Thank you, Mr. Speaker. I would like to talk this afternoon too, about cleaning up our act. It is not quite as noble as my colleagues here, but the problem that I am looking at is one that has been around for a long time. That is the legacy that is left over after 60 years of gold mining here in the Yellowknife area. That is the ongoing saga of trying to seek some kind of approval to
the processes by which the Con and the Giant mines are going to be cleaned up.
Mr. Speaker, my other colleagues have spoken of this issue many times in this Assembly and in the past one. We continue to see a process whereby the Miramar Con Mine is undergoing a cleanup operation, but one which has received, unfortunately, far too little public exposure and opportunity for public input.

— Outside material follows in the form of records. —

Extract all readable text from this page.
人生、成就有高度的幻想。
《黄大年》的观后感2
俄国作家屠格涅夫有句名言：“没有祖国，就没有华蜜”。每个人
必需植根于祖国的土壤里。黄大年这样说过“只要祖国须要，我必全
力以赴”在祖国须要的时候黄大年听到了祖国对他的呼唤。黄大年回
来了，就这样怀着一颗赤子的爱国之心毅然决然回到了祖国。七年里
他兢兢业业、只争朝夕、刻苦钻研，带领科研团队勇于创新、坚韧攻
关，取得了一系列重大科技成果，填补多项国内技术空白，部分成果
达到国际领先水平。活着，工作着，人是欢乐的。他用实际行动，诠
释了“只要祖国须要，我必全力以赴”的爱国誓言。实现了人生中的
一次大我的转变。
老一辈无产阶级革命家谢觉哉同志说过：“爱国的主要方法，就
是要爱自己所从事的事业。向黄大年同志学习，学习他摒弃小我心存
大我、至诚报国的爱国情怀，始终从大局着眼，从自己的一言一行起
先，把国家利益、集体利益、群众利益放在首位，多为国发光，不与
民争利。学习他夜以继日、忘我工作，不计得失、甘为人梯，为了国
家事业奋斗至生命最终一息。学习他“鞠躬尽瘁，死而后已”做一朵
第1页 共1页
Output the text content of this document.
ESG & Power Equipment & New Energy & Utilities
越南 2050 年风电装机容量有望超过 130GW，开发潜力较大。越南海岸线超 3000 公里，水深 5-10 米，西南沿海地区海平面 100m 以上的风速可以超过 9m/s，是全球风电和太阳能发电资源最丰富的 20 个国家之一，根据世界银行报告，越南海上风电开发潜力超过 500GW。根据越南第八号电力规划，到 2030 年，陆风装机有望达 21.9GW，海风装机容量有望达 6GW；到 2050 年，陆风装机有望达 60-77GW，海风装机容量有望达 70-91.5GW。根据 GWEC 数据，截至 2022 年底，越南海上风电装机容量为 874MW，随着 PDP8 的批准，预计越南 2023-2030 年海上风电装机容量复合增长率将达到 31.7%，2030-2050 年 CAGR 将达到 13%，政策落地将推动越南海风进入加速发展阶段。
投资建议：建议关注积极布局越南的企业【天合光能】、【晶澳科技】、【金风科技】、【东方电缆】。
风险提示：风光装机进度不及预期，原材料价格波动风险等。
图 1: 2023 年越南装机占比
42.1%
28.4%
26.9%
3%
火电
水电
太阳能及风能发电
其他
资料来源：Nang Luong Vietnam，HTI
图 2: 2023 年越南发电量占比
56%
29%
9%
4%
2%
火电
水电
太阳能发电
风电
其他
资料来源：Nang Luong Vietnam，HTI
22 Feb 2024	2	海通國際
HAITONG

On the Giant Mine property, Mr. Speaker, at least on the surface cleanup, we are caught in what I understand is a very difficult jurisdictional argument between our government and the federal government over who has responsibility and liability for the surface cleanup of this very large and really unfortunate situation. So, Mr. Speaker, I am going to draw attention to that again. We really, in this day and age, should not be ignoring this or leaving it on the back burner. It is probably tempting in an economy where there is so much other resource development going on, that we cannot lose sight of the fact that we have a responsibility to ourselves, to our children, and to the environment to do the right thing and clean up the mistakes of yesterday. Thank you, Mr. Speaker.